Les photos de l'essai

publié le 9 octobre

Avec le Tricity 300, Yamaha agrandit sa famille de trois-roues. Les Piaggio MP3 300 et 350 mais aussi les Qooder 400 et Peugeot Metropolis sont-ils sur la brèche ?

Il a forcément un air de famille avec le Tricity 125 mais on pourrait pratiquement dire que c'est le rejeton des amours d'un Niken et d'un Xmax 300. Rien de plus normal puisque c'est un cocktail de ces trois modèles. Sans parler des carénages, toute la partie arrière provient du Xmax 300 en terme de châssis et de moteur. Et l'avant accueille le parallélogramme à double fourche LMW et son système Ackerman. On retrouve le style Yamaha, GT avec une pointe de sportivité, les matériaux ne sont pas clinquants mais respirent la bonne qualité.

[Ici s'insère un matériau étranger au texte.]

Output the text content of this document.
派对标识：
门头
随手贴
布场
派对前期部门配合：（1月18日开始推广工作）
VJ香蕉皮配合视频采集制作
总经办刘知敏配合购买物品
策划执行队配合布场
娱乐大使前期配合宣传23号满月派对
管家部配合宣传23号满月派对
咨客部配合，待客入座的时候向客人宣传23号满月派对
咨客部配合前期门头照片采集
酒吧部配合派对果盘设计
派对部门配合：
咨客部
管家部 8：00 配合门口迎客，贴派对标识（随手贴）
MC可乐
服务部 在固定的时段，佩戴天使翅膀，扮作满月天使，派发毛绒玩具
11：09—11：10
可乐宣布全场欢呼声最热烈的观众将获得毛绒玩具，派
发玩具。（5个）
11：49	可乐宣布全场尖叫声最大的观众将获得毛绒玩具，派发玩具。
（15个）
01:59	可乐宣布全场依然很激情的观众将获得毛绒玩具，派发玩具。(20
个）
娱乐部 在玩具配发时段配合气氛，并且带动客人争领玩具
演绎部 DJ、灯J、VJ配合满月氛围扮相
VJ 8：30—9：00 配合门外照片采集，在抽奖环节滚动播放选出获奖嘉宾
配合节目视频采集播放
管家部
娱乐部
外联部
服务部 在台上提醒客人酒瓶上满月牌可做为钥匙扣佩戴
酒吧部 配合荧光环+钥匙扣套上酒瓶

Ergonomie et aspects pratiques

La position de conduite est identique à celle du Xmax 300 et d'emblée, on apprécie de ne pas être gêné par la pédale de frein (obligatoire pour la catégorie L5e et l'accessibilité aux permis B). Le Tricity 300 est d'ailleurs d'autant plus prévenant pour les jambes qu'on peut quasiment les allonger. On profite d'une selle accueillante, confortable, et dotée d'un petit dosseret pour le pilote. Les bras sont bien écartés par un guidon aux poignées bien placées. Précision pour les pilotes d'1,70 m et moins : la selle est large, le guidon aussi, et il ne revient pas beaucoup vers le pilote, les petits bras auront du mal à se caler au fond de la selle tout en tenant le guidon, ne parlons pas d'avancer les jambes sur le marchepied avancé... La soute  est vaste et logeable : deux casques intégraux plus d'autres affaires entrent sans problème. Un objet long est aussi bienvenu. Notez ici que le coffre s'ouvre via un bouton à côté contacteur, comme la trappe menant au réservoir, le tout reprenant le système avec smartkey des Xmax. Au tablier on trouve bien une prise 12V, posée là comme une verrue : un peu dommage d'un point de vue esthétique, et pas très pratique. On aurait bien aimé avoir un vide-poches avec prise USB... L'instrumentation à large écran LCD est un peu austère mais bien lisible, et complète (bouton Menu au guidon à main droite bien placé pour faire défiler les infos).

Standing Assist

Le "standing assist" est l'équivalent ou presque du Roll Lock chez Piaggio, mais il ne verrouille que le parallélogramme et non l'amortissement. C'est une sorte d'étrier de frein électronique qui se sert lorsque l'on appuie sur le bouton situé au commodo gauche, à moins de 10 km/h ou 2000 tr/mn, accélérateur totalement relâché (et il se déverrouille automatiquement quand on veut repartir). Sauf que, sachant que ça n'agit pas sur l'amortissement, les fourches se détendent et ont tendance à faire osciller le Tricity 300, vous obligeant à poser pied à terre. Chez Yamaha, on vous explique que ce n'est pas prévu pour bloquer l'ensemble du train avant comme le fait le Roll Lock. D'ailleurs, il y a deux béquilles. La centrale servant en particulier à stabiliser le trois-roues à l'arrêt. Car oui, si il est stationné sans béquille, il peut pencher. Comme son nom l'indique le Standing Assist est une aide pour le déplacer à l'arrêt.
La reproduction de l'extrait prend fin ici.